Architectural Proprioception in State Space Models: Thermodynamic Training Induces Anticipatory Halt Detection

TL;DR

This paper demonstrates that thermodynamic training of State Space Models induces architectural proprioception, enabling anticipatory halt detection that is architecture-dependent and transferable across tasks, with implications for efficient and self-aware neural computation.

Contribution

The study introduces a thermodynamic loss function for training SSMs, revealing a universal anticipatory halt detection mechanism absent in Transformers, and shows its controllability and transferability across tasks.

Findings

Thermodynamically-trained SSMs develop anticipatory halt signals.

Transformers do not exhibit the same coupling, indicating architecture dependence.

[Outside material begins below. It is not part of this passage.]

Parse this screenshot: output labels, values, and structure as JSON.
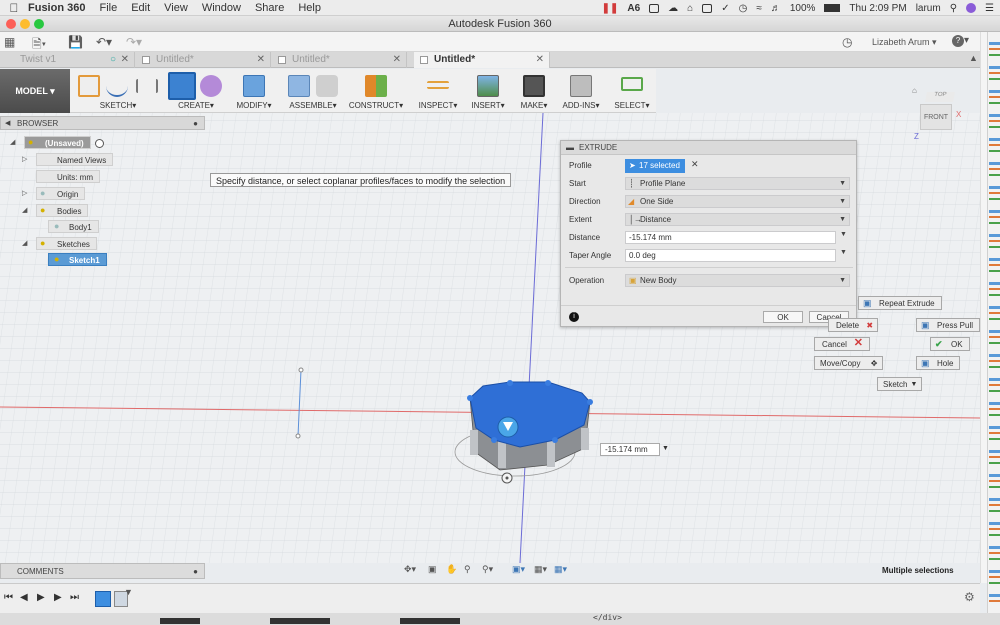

The anticipatory coupling is controllable via training parameters and generalizes across tasks.

Abstract

We introduce the Probability Navigation Architecture (PNA) framework, which treats neural computation as navigation through a probability manifold governed by thermodynamic principles. We train State Space Models (SSMs) and Transformers with a novel thermodynamic loss function that penalizes computational waste alongside standard cross-entropy. Across 19 experimental phases, we discover that thermodynamically-trained SSMs develop architectural proprioception: a strong anticipatory coupling between recurrent state entropy and halt confidence (r = -0.836, p < 0.001) in which the halt signal leads state entropy collapse by exactly two tokens (tau = -2.0). This Universal Stopping Signature (USS) reproduces to four decimal places across random seeds and generalizes to a structurally distinct sorting task. Critically, Transformers trained identically show no such coupling (r = -0.07), demonstrating that the phenomenon is architecture-dependent. Cross-task transfer experiments confirm that SSM halt detection reflects genuine meta-cognition (zero-shot transfer F1: SSMs 64.2% vs. Transformers 69.3%; post-adaptation: SSMs 94.5% vs. Transformers 86.4%), while Transformer halt detection relies on syntactic pattern matching. A 2D hyperparameter sweep over energy penalty (alpha) and halt supervision (beta) reveals that the anticipatory coupling is continuously controllable through training, with thermodynamic pressure serving as the primary induction mechanism and explicit halt supervision as an amplifier. Our results establish that SSMs are thermodynamically native architectures whose fixed-size recurrent states naturally support the Markovian compression that enables computational self-awareness, with implications for cost-aware inference, dynamic token budgets, and confidence-based routing in production systems.